How do you maintain the common parts then?

I don't know about your static generators, but my 40 lines of bash are very easy to debug!


I only created https://mkws.sh/ for duplication and templates. Those are the only problems it solves. I think it's portable enough.


Astro [0] a relatively new static site generator. It solves all of the issues I've had with SSG's that feel heavy, like Gatsby.

Astro is only as complex as you make it. It lets you write JSX-like syntax that compiles to static HTML. I use it for my personal site.

[0]: https://astro.build/

[1]: https://sjer.red/

[1]: (source code) https://github.com/shepherdjerred/sjer.red


Generally speaking, all I really want from an SSG is to be able to keep my pages in a format that's more readable than raw HTML. A few years ago, that was reStructured Text. Since then, it's been Markdown. Shortly after CommonMark came out I converted all of my ReST docs to it, and haven't looked back.

Theming, shared blocks, etc. are all handled just fine by using includes. If those are stored in Jinja2 templates or HTML files that use SSIs is pretty irrelevant to me.

As long as I can write in Markdown, I'm happy.


> "Do you enjoy debugging programming language installations? What about the language’s package ecosystem? What about the language’s deployment model (or lack thereof)?"

Switching to a generator that ships as a single binary largely resolved this for me.

With https://www.getzola.org and similar you only need worry about installing the same version as the one that's building your site in production.


For simple static sites with repetitive sections I don't want to write by hand, I find that building a simple generator in Ruby with ERB templates that loop over the rows in a SQLite table is the simplest way to do this. There's no dependencies to pull in, the ERB templates are already pretty close to HTML already, and there are plenty of GUI tools for SQLite files that make it easy to add rows by hand.


This is extremely underrated! ERB is a phenomenal tool for static site generation. Great templating language, excellent CLI tools, easy to wrap a script around. I honestly wish I'd done it sooner.

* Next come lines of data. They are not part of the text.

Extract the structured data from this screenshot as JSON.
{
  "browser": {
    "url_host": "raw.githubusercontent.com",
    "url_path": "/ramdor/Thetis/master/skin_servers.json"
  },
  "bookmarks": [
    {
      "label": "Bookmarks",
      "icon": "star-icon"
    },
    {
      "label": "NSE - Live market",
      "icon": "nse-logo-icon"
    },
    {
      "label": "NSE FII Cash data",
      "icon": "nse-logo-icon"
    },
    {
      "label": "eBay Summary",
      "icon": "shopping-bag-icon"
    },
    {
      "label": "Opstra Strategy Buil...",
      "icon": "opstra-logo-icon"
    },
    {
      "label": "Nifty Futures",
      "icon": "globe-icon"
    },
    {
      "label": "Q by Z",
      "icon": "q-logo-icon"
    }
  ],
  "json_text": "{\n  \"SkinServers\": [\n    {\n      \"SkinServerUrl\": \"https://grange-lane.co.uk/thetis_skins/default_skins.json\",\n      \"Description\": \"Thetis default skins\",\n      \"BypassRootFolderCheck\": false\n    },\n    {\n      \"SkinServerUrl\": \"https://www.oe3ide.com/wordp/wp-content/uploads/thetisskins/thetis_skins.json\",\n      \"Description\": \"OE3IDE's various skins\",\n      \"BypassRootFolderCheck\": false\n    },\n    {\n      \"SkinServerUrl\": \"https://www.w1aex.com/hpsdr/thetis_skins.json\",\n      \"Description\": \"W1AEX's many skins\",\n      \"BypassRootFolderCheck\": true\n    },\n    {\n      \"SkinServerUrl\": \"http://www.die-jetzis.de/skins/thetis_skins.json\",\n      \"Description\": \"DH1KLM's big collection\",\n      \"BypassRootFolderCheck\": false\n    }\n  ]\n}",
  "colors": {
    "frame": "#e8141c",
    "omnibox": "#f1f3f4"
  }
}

I'm surprised no one mentioned Dreamweaver here. It's technically a "static site generator" as well but without any of the problems that the author is talking about. You make templates, you make pages that substitute things into the templates, you generate a bunch of html pages, done. All with a nice GUI, live preview and optional wysiwyg.


I bit my html teeth on dreamweaver back when it was a macromedia piece of software. I thought today it was abandonware.

My problem back then was it was hard to understand what features were server side and required a special host (e.g., your all important visitor counter) what was generated by dreamweaver and what was handled client side.


I’ve been seeing a lot of these kinds of posts and sentiments lately.

Yes, it _is_ easier to write plain ol HTML. But how do you handle consistency by hand writing each page? How do you scale your site or add * number of posts or headers and footers that do things like show the latest post? If you update a link somewhere, how do you ensure all the links pointing to it are valid?

We don’t do these things because we’re masochistic. We do them because they, on the net, make things easier. I suspect this sentiment is some kind of new version of the Eternal September, where people previously unexposed to the hardships of creating functional websites think we somehow missed something in our slow march toward where we are now.

I happen to have a hand built static site. It had two pages. When I built the second page, I took the first html file, copy pasted it into a new path and made the changes. That works splendidly for a two page site. But most sites are not this way, I imagine.


> How do you scale your site or add * number of posts or headers and footers that do things like show the latest post?

It depends on your needs, some use a templating language (like Handlebars, Nunjucks, Pug, etc), others might write a script to build the site

The problem with many static site generators is that they grow beyond their initial mission and get bloated in an effort to please a wider audience, so previous adopters get tired of the imposed complexity and problematic dependencies they didn't need or ask for and start looking for simpler solutions that meet their needs.

  I want to migrate, but my blog currently has this cool thing and I need it.
And since the audience probably can't settle, and keep trying different setups, all SSGs grow in complexity and more or less reach feature parity among each other.


> It depends on your needs, some use a templating language (like Handlebars, Nunjucks, Pug, etc), others might write a script to build the site

That sounds an awful lot like a static site generator to me?


> That sounds an awful lot like a static site generator to me?

Right? They didn't abandon the concept, they just picked a solution that better fits their needs. Less headache, less abstraction, and less surprises overall.


As the maintainer of the Python-based Pelican static site generator for over a decade, I can say with confidence that my experience has been nothing like what is described in this article.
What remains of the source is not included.